In the woods, the tulip tree, also called yellow poplar, sends a mammoth-columned trunk to the canopy, topped by a relatively small tuft of limbs and leaves. But at the Capitol, where light is abundant, massive limbs climb their entire 100-foot-plus height.
These 100-year-old trees are leviathans, taller than all but the dome of the building itself. And most will get the ax when crews begin excavating to make the low-sloping entrance to the center.
Dull shock is how the news of their demise is greeted by most. Some, including those standing in the cold rain waiting to get into the Capitol, say the cost is too great.
"This is a grandiose scheme, it is way more than necessary," said Cheryl Arvidson, a senior writer at the Newseum. She is adamantly opposed to the destruction of the trees.
"This is one of the most beautiful, peaceful places in Washington," Mrs. Arvidson said.
But Peter May, project manager for the Architect of the Capitol, says time has already taken its toll on the arboreal arcade. Of the 34 tulip trees originally planted, only 16 remain, and those are already past their 100-year average life span.
Scott Aker, a horticulturist at the National Arboretum, says tulip trees can last hundreds of years, but just about every aspect of city living is hard on them and shortens their average life span.
Those trees that can be saved will be, Mr. May said.
One tulip tree, planted in 1978 from the seedling of Annapolis 400-year-old Liberty Tree, will be moved, Mr. May said. Other smaller trees will also be transplanted, and larger trees closer to First Street Northeast and Southeast will stay.
Still, most of the giants on East Capitol will fall.
Mrs. Arvidson counters that moving the 22-year-old tulip tree and others like it like will almost certainly kill them. She is equally dismissive of the argument that the tulip poplars are near death anyway.
She points to the Cameron Elm as an example.
In 1875, that elm, described at the time as ancient, stood in the way of a promenade planned by Mr. Olmsted on the House side of the Capitol.

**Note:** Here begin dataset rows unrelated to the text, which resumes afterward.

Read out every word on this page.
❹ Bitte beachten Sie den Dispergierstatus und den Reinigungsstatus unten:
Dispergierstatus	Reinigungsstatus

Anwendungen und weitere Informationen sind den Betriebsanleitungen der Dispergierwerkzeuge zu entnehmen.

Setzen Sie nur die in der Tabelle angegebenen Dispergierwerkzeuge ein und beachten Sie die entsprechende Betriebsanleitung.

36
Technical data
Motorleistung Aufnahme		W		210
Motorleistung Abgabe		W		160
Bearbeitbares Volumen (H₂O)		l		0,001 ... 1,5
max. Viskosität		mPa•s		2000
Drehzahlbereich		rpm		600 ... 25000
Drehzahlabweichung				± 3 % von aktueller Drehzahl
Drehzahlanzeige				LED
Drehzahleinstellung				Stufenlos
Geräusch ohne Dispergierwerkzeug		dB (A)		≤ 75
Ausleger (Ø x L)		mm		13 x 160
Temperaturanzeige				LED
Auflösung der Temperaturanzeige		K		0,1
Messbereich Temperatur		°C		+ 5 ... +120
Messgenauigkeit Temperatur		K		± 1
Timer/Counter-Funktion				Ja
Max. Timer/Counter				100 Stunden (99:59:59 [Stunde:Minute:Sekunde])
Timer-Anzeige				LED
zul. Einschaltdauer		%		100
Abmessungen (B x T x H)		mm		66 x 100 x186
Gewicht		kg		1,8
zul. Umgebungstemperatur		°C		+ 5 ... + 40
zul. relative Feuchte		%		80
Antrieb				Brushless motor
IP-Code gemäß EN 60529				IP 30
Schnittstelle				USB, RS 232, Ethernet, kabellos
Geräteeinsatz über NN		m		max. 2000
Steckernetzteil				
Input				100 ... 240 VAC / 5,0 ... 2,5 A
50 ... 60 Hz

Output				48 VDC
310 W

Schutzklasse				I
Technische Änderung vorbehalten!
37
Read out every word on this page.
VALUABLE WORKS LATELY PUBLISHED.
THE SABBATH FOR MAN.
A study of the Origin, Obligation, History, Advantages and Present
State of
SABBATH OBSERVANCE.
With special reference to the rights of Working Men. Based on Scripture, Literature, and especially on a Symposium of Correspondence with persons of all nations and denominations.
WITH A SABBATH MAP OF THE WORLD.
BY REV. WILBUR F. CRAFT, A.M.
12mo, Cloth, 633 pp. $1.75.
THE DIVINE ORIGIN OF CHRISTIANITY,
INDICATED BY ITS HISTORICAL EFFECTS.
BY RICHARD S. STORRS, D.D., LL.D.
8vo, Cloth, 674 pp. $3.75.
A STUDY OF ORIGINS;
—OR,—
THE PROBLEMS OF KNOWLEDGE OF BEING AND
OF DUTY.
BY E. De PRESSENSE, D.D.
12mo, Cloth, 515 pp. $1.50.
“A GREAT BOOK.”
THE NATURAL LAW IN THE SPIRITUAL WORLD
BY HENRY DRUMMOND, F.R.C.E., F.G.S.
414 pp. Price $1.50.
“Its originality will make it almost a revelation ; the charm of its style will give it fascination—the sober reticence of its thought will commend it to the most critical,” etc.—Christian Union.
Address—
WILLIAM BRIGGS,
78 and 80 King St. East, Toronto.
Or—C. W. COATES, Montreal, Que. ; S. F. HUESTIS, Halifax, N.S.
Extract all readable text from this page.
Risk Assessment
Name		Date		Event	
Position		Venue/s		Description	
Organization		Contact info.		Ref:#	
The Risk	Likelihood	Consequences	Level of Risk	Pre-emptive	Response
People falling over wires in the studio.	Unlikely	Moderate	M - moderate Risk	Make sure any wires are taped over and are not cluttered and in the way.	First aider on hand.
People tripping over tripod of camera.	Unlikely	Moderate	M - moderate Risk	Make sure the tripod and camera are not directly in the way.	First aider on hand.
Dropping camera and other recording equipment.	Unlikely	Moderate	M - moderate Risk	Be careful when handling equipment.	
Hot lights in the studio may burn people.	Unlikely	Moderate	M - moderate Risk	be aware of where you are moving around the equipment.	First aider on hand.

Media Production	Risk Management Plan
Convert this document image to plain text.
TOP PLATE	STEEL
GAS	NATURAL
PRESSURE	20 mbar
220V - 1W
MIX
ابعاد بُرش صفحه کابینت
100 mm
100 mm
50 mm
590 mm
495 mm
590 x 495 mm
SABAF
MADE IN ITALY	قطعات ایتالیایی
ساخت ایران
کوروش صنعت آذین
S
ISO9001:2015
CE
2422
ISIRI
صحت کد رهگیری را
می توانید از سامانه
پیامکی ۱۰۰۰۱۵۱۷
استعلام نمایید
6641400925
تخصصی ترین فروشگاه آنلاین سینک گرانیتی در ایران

One morning, Sen. Simon Cameron of Pennsylvania was appalled to see workers preparing to chop it down. He forced them to forestall their work, ran to the Senate and prevailed upon his colleagues to vote to have the venerable elm spared, according to an official history of the Capitol.
They did, and the tree still stands today.

A problem of funding

A less aesthetic — but equally important — problem for the center is money.
The total cost of the project is estimated at $265 million. Of this, $100 million has been appropriated and the balance is being sought through private fund raising under the direction of the Fund for the Capitol Visitor Center, a nonprofit organization created for the purpose.
So far, $35 million has been raised. A series of three commemorative coins — one gold, two silver — are expected to raise another $30 million, which still leaves the project $100 million short of its mark.
Part of the problem is that, unlike a museum, where a benefactors name might be featured prominently at an exhibit, Congress is unlikely to allow that in the visitors center.
The other part of the problem is that while voters might support the project, $200 million seems a little steep.
Greg Wozniak of Philadelphia, while waiting in the cold to see the Capitol, said he likes the idea of a visitors center but feels that the money should come from private donations.
"There has got to be some tradeoff," he said.